Verdiğimiz hep azdır!

İnsan mütemadiyen kendini kandırıyor, insan kendine zalim… Küpümüzün içinde ne varsa dışına da o sızıyor. Küpümü boşaltsam… Hiçbir şey kalmasa. Tamamen boşaltsam. Ya da yalnızca, sessizlikle doldursam küpümü. Sesim çıkmasa. Gözüm görmese. Duymasam. Başımı yerden kaldırmasam… 
İnsan kendine zarar, insan kendine ziyan. Şu hızla geçen günler tıpkı ipi kopmuş uçurtmaya benziyor.  Yaptığımız ufacık güzel işleri büyütüyoruz. Başkalarının günahlarını büyütüyoruz. Duyulmaması gerekenleri söylüyor, duyulmaması gerekenleri duyuyoruz.
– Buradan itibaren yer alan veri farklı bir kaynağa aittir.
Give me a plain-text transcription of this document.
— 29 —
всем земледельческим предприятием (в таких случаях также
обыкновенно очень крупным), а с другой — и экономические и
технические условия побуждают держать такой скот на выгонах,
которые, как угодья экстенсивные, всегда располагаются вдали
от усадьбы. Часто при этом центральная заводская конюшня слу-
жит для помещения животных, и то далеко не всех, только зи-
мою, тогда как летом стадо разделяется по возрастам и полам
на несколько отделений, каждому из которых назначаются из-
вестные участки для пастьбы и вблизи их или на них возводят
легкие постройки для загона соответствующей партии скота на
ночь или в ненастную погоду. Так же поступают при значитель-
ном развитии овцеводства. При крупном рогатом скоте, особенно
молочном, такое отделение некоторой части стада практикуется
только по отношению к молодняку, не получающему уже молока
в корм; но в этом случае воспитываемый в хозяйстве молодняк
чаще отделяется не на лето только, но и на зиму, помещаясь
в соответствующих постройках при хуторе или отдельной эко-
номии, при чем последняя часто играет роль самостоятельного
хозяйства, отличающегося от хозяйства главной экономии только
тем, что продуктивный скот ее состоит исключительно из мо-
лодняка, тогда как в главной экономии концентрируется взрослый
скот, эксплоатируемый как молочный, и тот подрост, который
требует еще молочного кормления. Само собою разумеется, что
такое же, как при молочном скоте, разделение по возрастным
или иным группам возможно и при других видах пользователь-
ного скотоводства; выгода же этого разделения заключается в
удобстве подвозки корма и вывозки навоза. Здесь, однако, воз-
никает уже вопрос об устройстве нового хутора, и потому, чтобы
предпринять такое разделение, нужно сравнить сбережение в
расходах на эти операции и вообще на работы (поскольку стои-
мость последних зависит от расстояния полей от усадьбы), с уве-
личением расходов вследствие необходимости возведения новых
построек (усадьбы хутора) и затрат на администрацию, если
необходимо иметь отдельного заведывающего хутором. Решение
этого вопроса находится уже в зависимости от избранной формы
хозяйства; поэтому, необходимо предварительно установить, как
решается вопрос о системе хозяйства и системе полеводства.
Oysa “var olmayı” seçen, sahip olduklarının da geçici olabileceğine inanır ve yüklerini azaltarak yaşamak gereğine inanır. Var olmayı değil sahip olmayı seçtikçe kaybediyoruz.
 
&&&
 
“Atı direğe bağlayabilirsiniz, direğin gölgesine değil.” cümlesini hatırlıyorum. Atım yok, direğim yok, gölgem yok… Tamah ettiğimiz ve ardından koştuğumuz dünyanın bize acıyarak gülümsediğini hissediyorum. Korkum, gün gelecek, elimizde yalnızca kalbimiz kalacak. Kalbimiz. Pas tutmuş kalbimiz!
 
&&&
 
Varlığımız sevdiklerimize hesapsızca adandığında anlam kazanıyor… Elinde bıçak olansa sevdiğimiz oluyor. Bıçağın nerede? Belki de ruhumuzun en saklısında bir yerde, mazlum sayılma isteğinden dolayı, bıçağın sevdiğimiz insanda olmasını istiyoruz. Kendi sorumun acemisi gibiyim. Sanırım her ikimizde de bıçak var!
 
&&&
 
Bir insana, verdikçe vermek istiyor ve verdiğimizi her seferinde az buluyorsak, saymıyorsak, bu sevmenin ölçüsüdür. Çünkü itiraf etmek gerekir ki bazı insanlara hem az verir, verdiğimizden de bazı bazı hoşnut olmayız. Oysa sevdiğimiz insana tam tersidir. Verdiğimiz hep azdır!
 
&&&
 
Öyle bıktım ki kendimden, öyle terk ettim ki kendimi. Ne fethedilme duygusu veriyorum, ne sömürge, ne işgal, ne özgürlük. Hiçbir sınırım kalmamış, senin ellerin ve türkülerden başka. Uzun zaman kapalı ve havasız yerde kalmış bir mahpusun dışarı çıktığında yaşadığını yaşıyor, uzun uzun bakıyorum gökyüzüne. Biliyorsun değil mi, insan, sevmediği insanın yüzüne uzun süre bakamaz Dağlım. Gökyüzüne ve sana doyacak değilim.
 
&&&
 
“İnsanı seven ve kendini sevdiren kadın ne güzeldir!” demiştim de “Kadının sevecek bir hakikat bulması ne güzeldir!” demiştin. Gönlünü diri tutasın, diğer her şey bir şekilde hallolur nasıl olsa. Sen bakma serzenişli, efkârlı cümlelerime, kalbimin gördüğü yerde sen varsın… Gel dediğinde, koşarak geleceğimi de biliyorsun. Geleceği, zamana ve kalbimize bırakalım.
 
&&&
 
Dağ şebnemi.
Sen benim parçalanmış, kederli yüreğimin sığınağısın. Avut beni, acılarımı unuttur!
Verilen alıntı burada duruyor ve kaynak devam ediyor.